How would FD relate to familiar risk factors for antisocial behavior? Risk factors
include having antisocial peers and poor academic performance (Bassarath, 2001;
Pettit, 2004), both of which invite a consideration of FD as a predisposing factor.
Given that the effects of impulsivity on juvenile offending are stronger in poorer
neighborhoods (Lynam et al., 2000), together with the hypothesized relationship
between impulsivity or impulse control and FD (Nigg, 2000), it is conceivable that
the effects of FD on antisocial behavior should also be stronger in poorer neighborhoods. Further implications can be drawn with respect to such risk factors as low IQ
(Raine, Yaralian, Reynolds, Venables, & Mednick, 2002), low socioeconomic status,
large family size, family stress, discord, and broken home (Bassarath, 2001)all of
which tie in well both with FD and with the neighborhood from which the antisocial
adolescent emerges.
Given that the antisocials tend to be FD, it is quite possible that they belong to
the adolescence-limited type (Moffitt, 1993) and would be quite willing to team up
with other antisocials in their environment. Admittedly, this is quite speculative.

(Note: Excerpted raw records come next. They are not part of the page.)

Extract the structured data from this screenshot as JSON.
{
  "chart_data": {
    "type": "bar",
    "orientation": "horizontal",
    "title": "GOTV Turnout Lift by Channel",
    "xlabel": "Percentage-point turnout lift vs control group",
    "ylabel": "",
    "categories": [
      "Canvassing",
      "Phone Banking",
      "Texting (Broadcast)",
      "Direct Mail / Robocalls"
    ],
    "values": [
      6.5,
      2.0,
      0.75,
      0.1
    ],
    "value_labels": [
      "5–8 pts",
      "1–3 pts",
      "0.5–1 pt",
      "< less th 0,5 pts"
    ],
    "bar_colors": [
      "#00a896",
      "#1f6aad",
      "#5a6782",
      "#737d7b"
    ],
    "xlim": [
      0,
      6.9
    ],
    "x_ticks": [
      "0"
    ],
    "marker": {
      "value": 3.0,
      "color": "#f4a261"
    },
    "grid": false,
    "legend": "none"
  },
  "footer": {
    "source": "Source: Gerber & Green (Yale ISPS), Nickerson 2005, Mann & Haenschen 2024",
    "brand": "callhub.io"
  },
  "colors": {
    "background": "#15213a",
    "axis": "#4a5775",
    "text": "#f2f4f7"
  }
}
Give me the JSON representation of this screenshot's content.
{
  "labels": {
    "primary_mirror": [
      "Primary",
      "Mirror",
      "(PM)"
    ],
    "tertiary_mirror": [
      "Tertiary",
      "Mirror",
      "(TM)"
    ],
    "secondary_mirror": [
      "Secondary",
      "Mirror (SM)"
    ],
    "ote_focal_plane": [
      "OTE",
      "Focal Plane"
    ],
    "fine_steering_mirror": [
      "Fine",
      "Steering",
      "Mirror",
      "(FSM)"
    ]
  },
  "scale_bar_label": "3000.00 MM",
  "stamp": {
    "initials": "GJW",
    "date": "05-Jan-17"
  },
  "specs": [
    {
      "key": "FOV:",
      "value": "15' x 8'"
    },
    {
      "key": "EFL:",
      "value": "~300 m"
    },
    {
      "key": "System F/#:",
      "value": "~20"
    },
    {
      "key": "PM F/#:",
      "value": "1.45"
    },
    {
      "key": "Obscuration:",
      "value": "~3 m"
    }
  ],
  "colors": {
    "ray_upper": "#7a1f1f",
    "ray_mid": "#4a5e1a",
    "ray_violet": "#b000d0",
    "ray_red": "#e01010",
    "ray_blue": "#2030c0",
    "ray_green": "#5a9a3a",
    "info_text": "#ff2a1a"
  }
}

Nevertheless, given a larger sample of antisocials, this would be a testable hypothesis. Yet one should also consider alternative explanations here. FDI could well
implicate a perceptual ability (Zhang, 2004) distinguishing between prosocial and
antisocial adolescents, and/or one implicating selective attention (Martin, 1985). If
antisocial adolescents were to suffer from some form of attentional problemone
that also results in impulsivity, such as ADHD (Nigg, 2001)then this would certainly affect their academic performance (Pramo & Tinajero, 1990) and social
behavior. Indeed, early spatial deficits have been found to contribute to persistent
antisocial behavior (Raine et al., 2002), and spatial ability is of course correlated
with performance on the GEFT (MacLeod, Jackson, & Palmer, 1986). This is a line
worth considering in future research.